After growing to an enormous size, an internal war destroyed the unity of Islam. After the death of Muhammad, teachers and scholars introduced a new orthodox to Islam. The people who accepted this orthodox were known as Shiites, and those who rejected the new belief were Sunnites. The Shiites believed the only rulers of the Islamic community were descendants of the fourth caliph, Muhammad’s son-in-law, Ali. Shiism stirred up a lot of protests and revolts. The growing divisions and internal rifts destroyed the Umayyad Empire. The Umayyad family was brutally massacred by a descendant of Muhammad’s uncle, Abbas. The Abbasid caliph moved the capital to Baghdad, and it survived until 1258. Only one Umayyad family member survived, and he created an independent caliphate in Spain. Several independent caliphates began to show up everywhere.
It Islamic economy and society were prosperous despite the divisions among the Islamic community. Agriculture and a pastoral economy were vital along the caravan routes. Trade among the cities and towns allowed for some unity. Damascus and Toledo were known for their steel; Cordoba traded its leather; and the Eastern towns were known for their silk, linen, and cotton. Technology was borrowed from Byzantium, India, and China, and the official language of Islam was Arabic. “A vigorous urban life, concentrated in the cities of Damascus, Baghdad, Cairo, and Cordoba, distinguished medieval Islamic society” (Chambers et al, 2010, p. 185). Their streets were filled with merchants, artisans, and beggars.
The role of women changed from the beginning of Islamic religion to what the role of women is today. Women played a large role in conversion during the early days of Islam. The Koran placed a huge importance on family, and women received support from their husbands. As years, passed the roles of women became more and more restrictive. “Muhammad had urged his wives to live in seclusion” (Chambers et al, 2010, p. 185). These rooms of seclusion were known as Harems. After puberty all women were required to live in harems. If women left the confines of their homes, they were required to wear a veil covering the face and the head.
The Arabic culture contributed so much to global culture. They gave several contributions in mathematics, medical education, astronomy, and philosophy. In mathematics, the Arabs added the number zero to the Hindus’ intricate numbering system. Algebra was also developed by the Arabs. Al-Razi wrote around 140 medical descriptions; astrologers and astronomers were responsible for the astrolabe and the improvement of the tables of antiquity.
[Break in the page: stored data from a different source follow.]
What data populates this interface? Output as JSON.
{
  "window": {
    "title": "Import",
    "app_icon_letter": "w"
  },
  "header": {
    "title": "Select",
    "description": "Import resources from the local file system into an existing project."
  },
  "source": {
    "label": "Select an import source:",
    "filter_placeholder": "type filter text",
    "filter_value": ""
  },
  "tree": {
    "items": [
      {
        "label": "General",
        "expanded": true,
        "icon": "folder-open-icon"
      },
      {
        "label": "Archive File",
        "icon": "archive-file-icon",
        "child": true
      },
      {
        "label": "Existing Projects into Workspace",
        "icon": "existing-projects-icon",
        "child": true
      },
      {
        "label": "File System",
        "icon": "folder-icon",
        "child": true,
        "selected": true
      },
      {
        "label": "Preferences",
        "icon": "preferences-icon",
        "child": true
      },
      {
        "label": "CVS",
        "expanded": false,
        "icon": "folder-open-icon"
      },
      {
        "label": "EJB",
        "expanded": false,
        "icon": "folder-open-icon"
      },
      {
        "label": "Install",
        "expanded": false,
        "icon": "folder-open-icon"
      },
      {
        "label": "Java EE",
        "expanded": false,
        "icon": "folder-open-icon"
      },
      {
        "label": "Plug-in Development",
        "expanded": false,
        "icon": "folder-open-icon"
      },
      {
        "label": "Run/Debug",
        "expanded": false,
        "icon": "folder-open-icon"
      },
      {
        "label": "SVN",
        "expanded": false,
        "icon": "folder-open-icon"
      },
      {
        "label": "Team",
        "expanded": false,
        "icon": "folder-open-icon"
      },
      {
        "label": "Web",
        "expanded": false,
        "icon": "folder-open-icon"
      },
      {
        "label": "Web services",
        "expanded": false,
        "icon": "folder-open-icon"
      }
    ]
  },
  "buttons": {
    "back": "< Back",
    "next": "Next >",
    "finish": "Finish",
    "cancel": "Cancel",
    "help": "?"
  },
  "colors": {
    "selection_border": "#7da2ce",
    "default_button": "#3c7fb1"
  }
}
Aveorres was the most vital Islamic philosopher. He “wrote commentaries on Aristotle and exerted a profound influence on Christian as well as Islamic philosophy” (Chambers et al, 2010, p. 186).
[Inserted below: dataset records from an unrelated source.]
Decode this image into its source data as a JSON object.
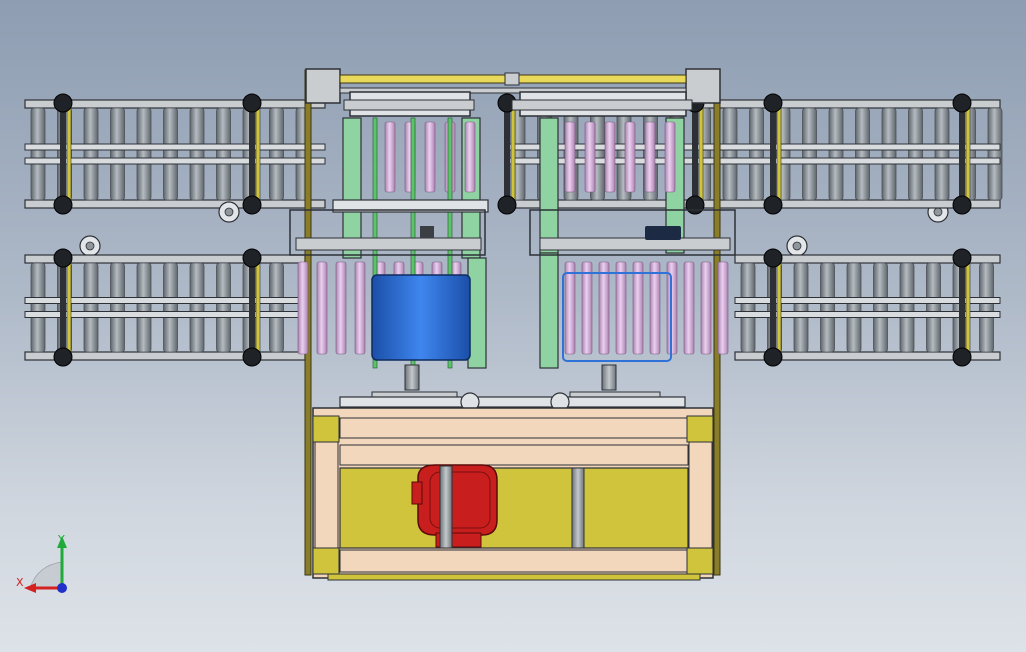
{
  "view": {
    "background_top": "#8e9db2",
    "background_bottom": "#dde2e8"
  },
  "colors": {
    "frame_dark": "#2d3136",
    "frame_light": "#c9cdd0",
    "roller": "#8f969c",
    "roller_shade": "#5f666c",
    "roller_pink": "#d4acd9",
    "cylinder_blue": "#2f72d8",
    "plate_green": "#8fd3a3",
    "tube_green": "#5cc26b",
    "base_yellow": "#cfc43c",
    "wood_panel": "#f2d7bd",
    "robot_red": "#c81e1e",
    "rail_yellow": "#e9d95a",
    "post_olive": "#8a7d2a"
  },
  "triad": {
    "x_label": "X",
    "y_label": "Y",
    "x_color": "#d42020",
    "y_color": "#1faa3a",
    "z_color": "#2030c8"
  }
}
Islamic decline was first apparent due to the growing military weakness caused by the new invasions on their home front. Christians were determined to take back the Iberian Peninsula, and the Christians were successful in doing so. The Seljuks conquered Baghdad in 1055, and in 1099 Jerusalem broke free from Islamic control during the First Crusade. Warriors were no longer receiving salaries, but instead they were given land. This added to the decline by weakening “central authority” (Chambers et al, 2010, p. 187). Despite the decline of Medieval Islamic civilization, the life and prosperity of the religion is one for the textbooks. Chambers defined Islam as a strong religion. This is still true to this day.
Chambers, M., Hanawalt, B., Rabb, T. K., Woloch, I., & Tiersten, L. (2010). The Western Experience (10th ed). New York: McGraw Hill.